Every child needs a structured and disciplined environment in which to grow, and especially those youngsters who experience an unhappy and unsettled home life. School must teach pupils right from wrong and this includes sanctioning those who do wrong. The report repeats the phrase from the current Ofsted Inspection Framework that exclusion is a “vital tool” for maintaining a safe and purpose atmosphere in school, but exclusion (suspension or expulsion) is often quoted as proof of institutional racism in schools. Such a claim is absolute nonsense. The reality is that pupils from ethnic minorities are less likely to be excluded, pupils from Chinese and Indian backgrounds being the least likely to face exclusion.

Of course, exclusion remains disproportionately high amongst Black Caribbean children (though not amongst those of Black African heritage). As the 2019 Timpson Review of Exclusions revealed, however, a much wider range of causal factors, other than ethnicity, has an impact on exclusions, including poverty, SEND, family environment and poor mental health.
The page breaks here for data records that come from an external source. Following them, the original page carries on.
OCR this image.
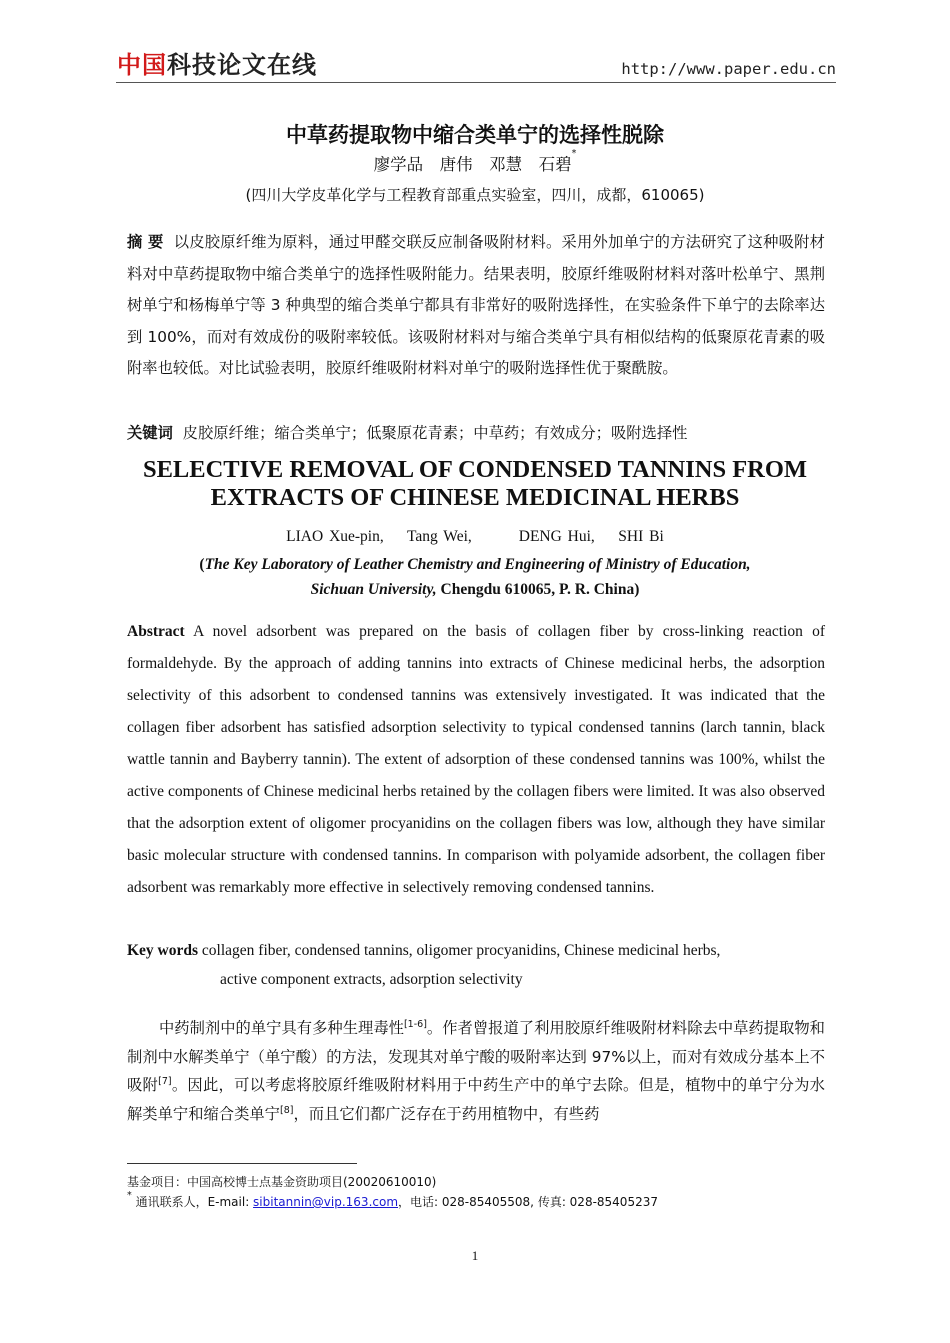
中国科技论文在线	http://www.paper.edu.cn
中草药提取物中缩合类单宁的选择性脱除
廖学品　唐伟　邓慧　石碧*
(四川大学皮革化学与工程教育部重点实验室，四川，成都，610065)
摘 要 以皮胶原纤维为原料，通过甲醛交联反应制备吸附材料。采用外加单宁的方法研究了这种吸附材料对中草药提取物中缩合类单宁的选择性吸附能力。结果表明，胶原纤维吸附材料对落叶松单宁、黑荆树单宁和杨梅单宁等 3 种典型的缩合类单宁都具有非常好的吸附选择性，在实验条件下单宁的去除率达到 100%，而对有效成份的吸附率较低。该吸附材料对与缩合类单宁具有相似结构的低聚原花青素的吸附率也较低。对比试验表明，胶原纤维吸附材料对单宁的吸附选择性优于聚酰胺。
关键词 皮胶原纤维；缩合类单宁；低聚原花青素；中草药；有效成分；吸附选择性
SELECTIVE REMOVAL OF CONDENSED TANNINS FROM
EXTRACTS OF CHINESE MEDICINAL HERBS
LIAO Xue-pin,    Tang Wei,        DENG Hui,    SHI Bi
(The Key Laboratory of Leather Chemistry and Engineering of Ministry of Education,
Sichuan University, Chengdu 610065, P. R. China)
Abstract A novel adsorbent was prepared on the basis of collagen fiber by cross-linking reaction of formaldehyde. By the approach of adding tannins into extracts of Chinese medicinal herbs, the adsorption selectivity of this adsorbent to condensed tannins was extensively investigated. It was indicated that the collagen fiber adsorbent has satisfied adsorption selectivity to typical condensed tannins (larch tannin, black wattle tannin and Bayberry tannin). The extent of adsorption of these condensed tannins was 100%, whilst the active components of Chinese medicinal herbs retained by the collagen fibers were limited. It was also observed that the adsorption extent of oligomer procyanidins on the collagen fibers was low, although they have similar basic molecular structure with condensed tannins. In comparison with polyamide adsorbent, the collagen fiber adsorbent was remarkably more effective in selectively removing condensed tannins.
Key words collagen fiber, condensed tannins, oligomer procyanidins, Chinese medicinal herbs,
active component extracts, adsorption selectivity
中药制剂中的单宁具有多种生理毒性[1-6]。作者曾报道了利用胶原纤维吸附材料除去中草药提取物和制剂中水解类单宁（单宁酸）的方法，发现其对单宁酸的吸附率达到 97%以上，而对有效成分基本上不吸附[7]。因此，可以考虑将胶原纤维吸附材料用于中药生产中的单宁去除。但是，植物中的单宁分为水解类单宁和缩合类单宁[8]，而且它们都广泛存在于药用植物中，有些药
基金项目：中国高校博士点基金资助项目(20020610010)
* 通讯联系人，E-mail: sibitannin@vip.163.com，电话: 028-85405508, 传真: 028-85405237
1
As in many schools, my own approach to behaviour management was to have clear behaviour expectations which applied to all pupils. We did not, for example permit violence, theft or rudeness to staff. Pupils were excluded if they hit someone, stole something or were rude to a teacher – ethnicity had absolutely nothing to do with it; nor should it. The key question here is not the childish, “how do we reduce exclusions?”, but the much more pertinent (and more difficult), “how do we improve behaviour?”. We must target intervention, not on the grounds of ethnicity but on the grounds of individual need, and this must include significantly improving Alternative Provision for those youngsters who seriously and persistently disrupt the learning of others.

High aspiration:

One of the saddest aspects of the reaction to the report has been the way that many politicians, headteachers and commentators who slammed it so peremptorily, completely ignored the overwhelming evidence of the phenomenal optimism and achievement amongst so many groups in society. Why should they be so upset by the knowledge that in core GCSE subjects, White British children are outperformed by Black African children, and significantly so by Chinese and Indian children? Why do we not shout from the roof tops that, proportionally, more Black African and more Black Caribbean students progress to university than White British students, with the disparity being even more marked when considering students on Free School Meals?

No-one will argue that Britain is perfect, but it has changed dramatically over the past 50 years. What remains true for pupils of all backgrounds, however, is that engagement with education is, “the Passport to a brighter future.”